When this ran successfully it generated

{“msg”:”yes”,”status”:0}

When I reran it I got a message from the first curl request

response {“rc”:8,”rsn”:23}

if you register using the web browser, the message is

TOTP Enrollment is not available for your User ID. Your account is already provisioned.

In the ./htdocs/js/totpUtils.js is the mapping from rsn code to message.

Generating a code when needed

Whenever you execute

code=$(oathtool –totp=$alg –digits=$digits $tss –window=0 –base32 $secret)

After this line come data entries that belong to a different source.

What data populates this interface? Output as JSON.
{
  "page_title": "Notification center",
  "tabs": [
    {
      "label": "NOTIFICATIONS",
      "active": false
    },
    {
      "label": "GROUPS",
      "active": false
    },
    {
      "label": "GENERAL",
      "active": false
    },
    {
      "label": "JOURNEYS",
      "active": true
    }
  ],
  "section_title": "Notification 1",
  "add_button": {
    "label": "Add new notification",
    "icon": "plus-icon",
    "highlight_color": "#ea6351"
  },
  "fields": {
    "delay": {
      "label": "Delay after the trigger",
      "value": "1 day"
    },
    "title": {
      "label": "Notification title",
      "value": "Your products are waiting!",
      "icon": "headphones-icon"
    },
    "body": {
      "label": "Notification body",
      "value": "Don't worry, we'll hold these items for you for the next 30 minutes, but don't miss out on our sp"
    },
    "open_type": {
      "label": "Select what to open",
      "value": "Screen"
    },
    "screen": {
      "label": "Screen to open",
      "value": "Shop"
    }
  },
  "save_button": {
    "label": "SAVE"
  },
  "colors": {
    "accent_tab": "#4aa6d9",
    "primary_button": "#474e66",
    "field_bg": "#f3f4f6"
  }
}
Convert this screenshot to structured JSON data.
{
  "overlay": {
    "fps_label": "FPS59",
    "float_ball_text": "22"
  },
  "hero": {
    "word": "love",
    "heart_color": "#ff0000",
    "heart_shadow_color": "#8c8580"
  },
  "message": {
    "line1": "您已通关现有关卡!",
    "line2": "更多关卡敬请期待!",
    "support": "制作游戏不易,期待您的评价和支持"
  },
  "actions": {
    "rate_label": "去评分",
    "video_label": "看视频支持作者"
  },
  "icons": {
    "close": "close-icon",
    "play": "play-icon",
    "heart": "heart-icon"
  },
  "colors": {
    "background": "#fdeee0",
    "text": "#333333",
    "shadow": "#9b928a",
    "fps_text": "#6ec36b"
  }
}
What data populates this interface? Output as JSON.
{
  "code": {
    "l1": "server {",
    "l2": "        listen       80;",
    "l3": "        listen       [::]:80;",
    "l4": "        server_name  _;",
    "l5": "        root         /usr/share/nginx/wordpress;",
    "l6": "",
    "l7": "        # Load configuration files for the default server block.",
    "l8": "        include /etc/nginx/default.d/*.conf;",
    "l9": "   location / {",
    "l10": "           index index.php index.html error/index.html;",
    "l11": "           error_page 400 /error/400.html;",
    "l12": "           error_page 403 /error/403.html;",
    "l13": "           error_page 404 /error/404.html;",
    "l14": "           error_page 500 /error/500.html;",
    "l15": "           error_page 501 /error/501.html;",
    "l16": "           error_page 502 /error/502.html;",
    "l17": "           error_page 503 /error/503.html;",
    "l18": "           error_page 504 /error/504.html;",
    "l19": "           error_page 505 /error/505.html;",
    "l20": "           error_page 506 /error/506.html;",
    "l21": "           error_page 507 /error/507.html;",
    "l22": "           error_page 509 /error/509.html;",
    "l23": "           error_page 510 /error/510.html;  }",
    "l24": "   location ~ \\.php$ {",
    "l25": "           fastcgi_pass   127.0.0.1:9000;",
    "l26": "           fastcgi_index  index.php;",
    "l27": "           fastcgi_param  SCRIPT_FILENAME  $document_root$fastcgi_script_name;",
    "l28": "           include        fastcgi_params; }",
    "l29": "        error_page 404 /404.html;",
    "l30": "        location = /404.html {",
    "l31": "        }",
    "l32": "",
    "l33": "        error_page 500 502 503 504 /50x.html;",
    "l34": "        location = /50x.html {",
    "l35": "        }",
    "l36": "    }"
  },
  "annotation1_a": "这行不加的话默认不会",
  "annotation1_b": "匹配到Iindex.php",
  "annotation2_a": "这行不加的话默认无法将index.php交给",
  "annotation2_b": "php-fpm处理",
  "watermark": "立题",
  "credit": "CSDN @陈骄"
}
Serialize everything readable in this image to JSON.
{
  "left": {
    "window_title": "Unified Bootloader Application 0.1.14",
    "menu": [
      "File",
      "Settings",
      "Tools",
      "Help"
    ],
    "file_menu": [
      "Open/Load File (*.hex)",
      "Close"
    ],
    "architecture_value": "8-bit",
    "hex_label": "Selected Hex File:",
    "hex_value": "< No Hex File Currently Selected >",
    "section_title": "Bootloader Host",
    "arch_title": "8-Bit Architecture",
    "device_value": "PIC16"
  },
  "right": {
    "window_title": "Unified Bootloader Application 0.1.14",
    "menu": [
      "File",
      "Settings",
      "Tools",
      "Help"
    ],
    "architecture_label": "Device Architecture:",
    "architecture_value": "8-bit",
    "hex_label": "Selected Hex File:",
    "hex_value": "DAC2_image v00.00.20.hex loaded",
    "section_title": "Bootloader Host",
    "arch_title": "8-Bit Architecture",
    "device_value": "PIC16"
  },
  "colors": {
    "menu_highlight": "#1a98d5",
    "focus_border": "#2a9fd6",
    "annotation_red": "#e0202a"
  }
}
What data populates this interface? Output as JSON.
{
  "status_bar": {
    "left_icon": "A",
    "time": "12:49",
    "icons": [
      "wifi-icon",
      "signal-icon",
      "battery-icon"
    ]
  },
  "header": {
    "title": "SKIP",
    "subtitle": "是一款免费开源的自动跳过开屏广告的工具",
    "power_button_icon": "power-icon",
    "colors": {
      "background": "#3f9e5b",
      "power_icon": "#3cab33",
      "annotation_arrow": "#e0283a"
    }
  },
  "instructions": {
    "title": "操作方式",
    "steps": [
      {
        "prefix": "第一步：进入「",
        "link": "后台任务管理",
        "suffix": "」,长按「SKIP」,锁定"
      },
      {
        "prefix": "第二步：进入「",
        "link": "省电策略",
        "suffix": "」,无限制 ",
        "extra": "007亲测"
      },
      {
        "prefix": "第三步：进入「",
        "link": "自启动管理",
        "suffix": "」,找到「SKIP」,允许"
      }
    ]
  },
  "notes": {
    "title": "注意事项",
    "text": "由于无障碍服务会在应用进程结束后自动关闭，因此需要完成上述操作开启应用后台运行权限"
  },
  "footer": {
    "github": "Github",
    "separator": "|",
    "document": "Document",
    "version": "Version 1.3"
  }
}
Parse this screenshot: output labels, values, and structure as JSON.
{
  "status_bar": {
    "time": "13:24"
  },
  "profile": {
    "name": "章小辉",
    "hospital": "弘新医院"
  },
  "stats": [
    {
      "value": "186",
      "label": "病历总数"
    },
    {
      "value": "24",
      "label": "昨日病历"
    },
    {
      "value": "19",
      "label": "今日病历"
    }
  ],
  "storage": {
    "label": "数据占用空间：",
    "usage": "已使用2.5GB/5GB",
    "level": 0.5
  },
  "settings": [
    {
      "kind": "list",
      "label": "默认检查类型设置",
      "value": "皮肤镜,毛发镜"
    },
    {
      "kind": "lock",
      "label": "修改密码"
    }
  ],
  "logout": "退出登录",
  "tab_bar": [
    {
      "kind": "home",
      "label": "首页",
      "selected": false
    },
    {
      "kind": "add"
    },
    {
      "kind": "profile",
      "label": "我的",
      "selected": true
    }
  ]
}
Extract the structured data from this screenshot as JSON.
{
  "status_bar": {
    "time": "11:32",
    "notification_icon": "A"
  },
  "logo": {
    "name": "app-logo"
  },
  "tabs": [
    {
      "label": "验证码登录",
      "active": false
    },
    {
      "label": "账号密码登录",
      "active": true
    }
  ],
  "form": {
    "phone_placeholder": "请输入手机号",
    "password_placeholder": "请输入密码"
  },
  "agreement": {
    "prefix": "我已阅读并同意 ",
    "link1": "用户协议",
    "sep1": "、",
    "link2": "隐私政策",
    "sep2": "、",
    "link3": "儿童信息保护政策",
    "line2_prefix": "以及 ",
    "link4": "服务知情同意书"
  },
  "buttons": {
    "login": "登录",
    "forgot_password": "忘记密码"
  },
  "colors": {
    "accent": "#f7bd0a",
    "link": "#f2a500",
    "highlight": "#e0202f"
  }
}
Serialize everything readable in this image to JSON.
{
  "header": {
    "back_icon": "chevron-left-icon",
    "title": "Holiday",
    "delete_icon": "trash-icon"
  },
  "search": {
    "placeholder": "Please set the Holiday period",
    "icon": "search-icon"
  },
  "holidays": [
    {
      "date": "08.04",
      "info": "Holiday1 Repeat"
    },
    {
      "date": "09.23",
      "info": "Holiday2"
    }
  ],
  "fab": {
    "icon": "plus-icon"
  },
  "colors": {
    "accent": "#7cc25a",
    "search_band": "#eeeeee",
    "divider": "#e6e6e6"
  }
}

a new code is generated. This means you need to retain the various parameters ( secret, digits etc) on Linux. Having the parameters in a file may be insecure, so you may want to consider encrypting the file with the parameters, and use, for example, a dongle with the private key on it. This means to be able to access the parameters you need the dongle.

What is supported?

The oathtool help says the supported algorithms are “SHA1”, “SHA256”, or “SHA512” The MFA product also supports SHA384 – but cannot be used with authtool.